Ook merk ik dat het concentreren tijdens gesprekken soms lastig is. Denk hierbij aan een verjaardag waarbij er wel 10 gesprekken langs je oren vliegen. Ik probeer mij te concentreren op 1 gesprek, maar vaak lukt dit niet helemaal. Ik vang delen op, maar echt mee praten is lastig. ‘
Toekomstplannen
‘Voor mijn toekomst hoop ik dat ik in het onderwijs kan blijven werken. Tot nu toe gaat dit goed en zonder tegenslagen. De kinderen uit mijn groep kennen mij met mijn rode hoofd en ziekenhuis afspraken. Het valt ze niet op, dat is het fijne aan kinderen. Ik wil zo snel mogelijk slagen voor mijn opleiding, dan kan ik eindelijk de schoolperiode afsluiten. Daarnaast hoop ik dat ik nog heel lang zonder schubs mag rondlopen en dat ik (net als de afgelopen twee jaar) stabiel blijf. Dat ik uiteindelijk kinderen mag/kan krijgen en deze in een gezonde staat op kan zien groeien. Ja, ik ben bang voor de toekomst. Wie niet?’

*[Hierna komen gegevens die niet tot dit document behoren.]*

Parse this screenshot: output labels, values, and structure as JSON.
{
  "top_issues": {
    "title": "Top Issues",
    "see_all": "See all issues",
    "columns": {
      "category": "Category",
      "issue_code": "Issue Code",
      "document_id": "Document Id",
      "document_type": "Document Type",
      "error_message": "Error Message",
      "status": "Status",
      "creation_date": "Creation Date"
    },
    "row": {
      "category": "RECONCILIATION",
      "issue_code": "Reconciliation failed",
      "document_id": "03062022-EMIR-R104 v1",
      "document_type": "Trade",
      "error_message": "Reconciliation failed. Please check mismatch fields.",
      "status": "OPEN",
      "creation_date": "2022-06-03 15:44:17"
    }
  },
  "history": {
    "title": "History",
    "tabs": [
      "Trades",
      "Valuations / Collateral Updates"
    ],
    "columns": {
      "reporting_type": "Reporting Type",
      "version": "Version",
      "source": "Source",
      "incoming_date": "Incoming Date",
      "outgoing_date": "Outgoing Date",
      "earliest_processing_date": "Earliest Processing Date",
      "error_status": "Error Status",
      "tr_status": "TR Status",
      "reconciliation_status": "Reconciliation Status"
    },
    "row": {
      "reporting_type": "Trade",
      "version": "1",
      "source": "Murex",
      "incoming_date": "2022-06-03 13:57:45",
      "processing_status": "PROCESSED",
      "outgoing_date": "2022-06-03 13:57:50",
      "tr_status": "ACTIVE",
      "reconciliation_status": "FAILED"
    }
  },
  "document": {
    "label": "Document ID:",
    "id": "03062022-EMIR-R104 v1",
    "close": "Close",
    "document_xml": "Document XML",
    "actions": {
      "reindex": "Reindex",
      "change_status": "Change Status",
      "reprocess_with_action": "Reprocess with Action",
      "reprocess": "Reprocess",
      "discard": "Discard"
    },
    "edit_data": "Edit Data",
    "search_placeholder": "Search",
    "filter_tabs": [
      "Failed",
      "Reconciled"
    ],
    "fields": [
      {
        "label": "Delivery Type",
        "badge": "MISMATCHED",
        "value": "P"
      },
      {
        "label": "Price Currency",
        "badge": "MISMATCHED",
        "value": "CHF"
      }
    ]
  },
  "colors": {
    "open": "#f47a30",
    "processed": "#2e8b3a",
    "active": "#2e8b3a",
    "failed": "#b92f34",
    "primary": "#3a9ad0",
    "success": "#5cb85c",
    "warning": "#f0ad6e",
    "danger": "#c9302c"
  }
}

Wees eerlijk en praat erover
‘Mijn tip voor jou als (studerende) MS patiënt? Wees eerlijk over wat je meemaakt tegen anderen, want vaak is er dan meer begrip! Er kan altijd hulp uit onverwachte hoeken komen waarvan jij nooit gedacht had dat die er zou zijn. Daarnaast moet je soms voor je beperkingen ook hulp krijgen tijdens je studie. Denk er bij je opleiding ook aan of je dit met jouw vorm van MS kan blijven doen of dat dit in de toekomst een probleem zal gaan vormen. Door dit te bespreken met je verpleging, neuroloog of school/werk kan er een plan opgesteld worden om jou te helpen. Praten is de beste tip!’